Rückblick
Airbus A350 im Flugtest

„Erst vor gut einem Jahr, im Juli 2012, haben wir mit der Endmontage begonnen, und heute fliegen schon zwei A350“, blickt Airbus-A350-Programmchef Didier Evrard bei einer Presseveranstaltung am 21. Oktober 2013 in Toulouse stolz zurück.

Airbus A350 im Flugtest

„Der interne Plan war: Erstflug vor der Messe in Le Bourget. Das haben wir aber vorher nicht verraten“, plaudert der französische Ingenieur aus dem Nähkästchen. „Es hat sogar etwas früher geklappt, und wir haben der Konkurrenz die Show gestohlen“, triumphiert der sonst eher intellektuell-sachliche Programmchef.

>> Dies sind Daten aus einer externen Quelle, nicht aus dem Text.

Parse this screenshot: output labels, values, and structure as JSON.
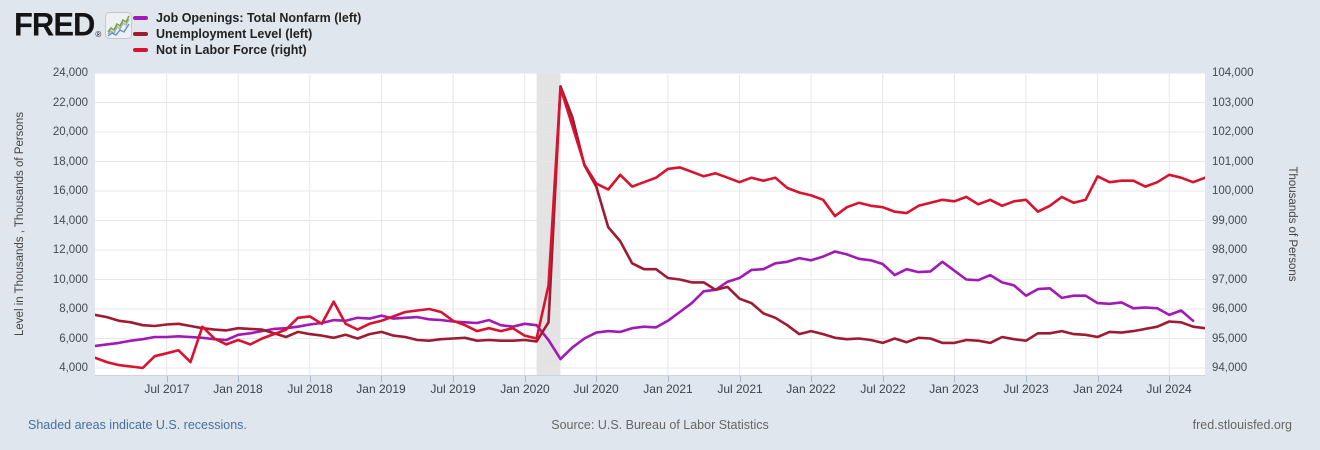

Gut 370 Flugstunden und 75 Flüge verzeichnete Evrard bis Ende Oktober. Am 4. November lag dieser Wert schon bei über 500 Flugteststunden und über hundert Flügen, denn seit dem 14. Oktober hilft als zweite fliegende A350 der Prototyp mit der Herstellernummer MSN3 beim Erprobungsprogramm. Nur die ersten beiden, fast baugleichen Flugzeuge sind mit einer schweren Flugtestinstrumentierung ausgerüstet. In der Kabine sind statt Sesseln Ballasttanks und Computer installiert. In die Struktur eingebettete Sensoren messen alle Lasten und Verwindungen. Außerdem wurde das Heck für Startversuche mit extrem niedriger Geschwindigkeit durch einen ausfahrbaren und gefederten Hecksporn gesichert.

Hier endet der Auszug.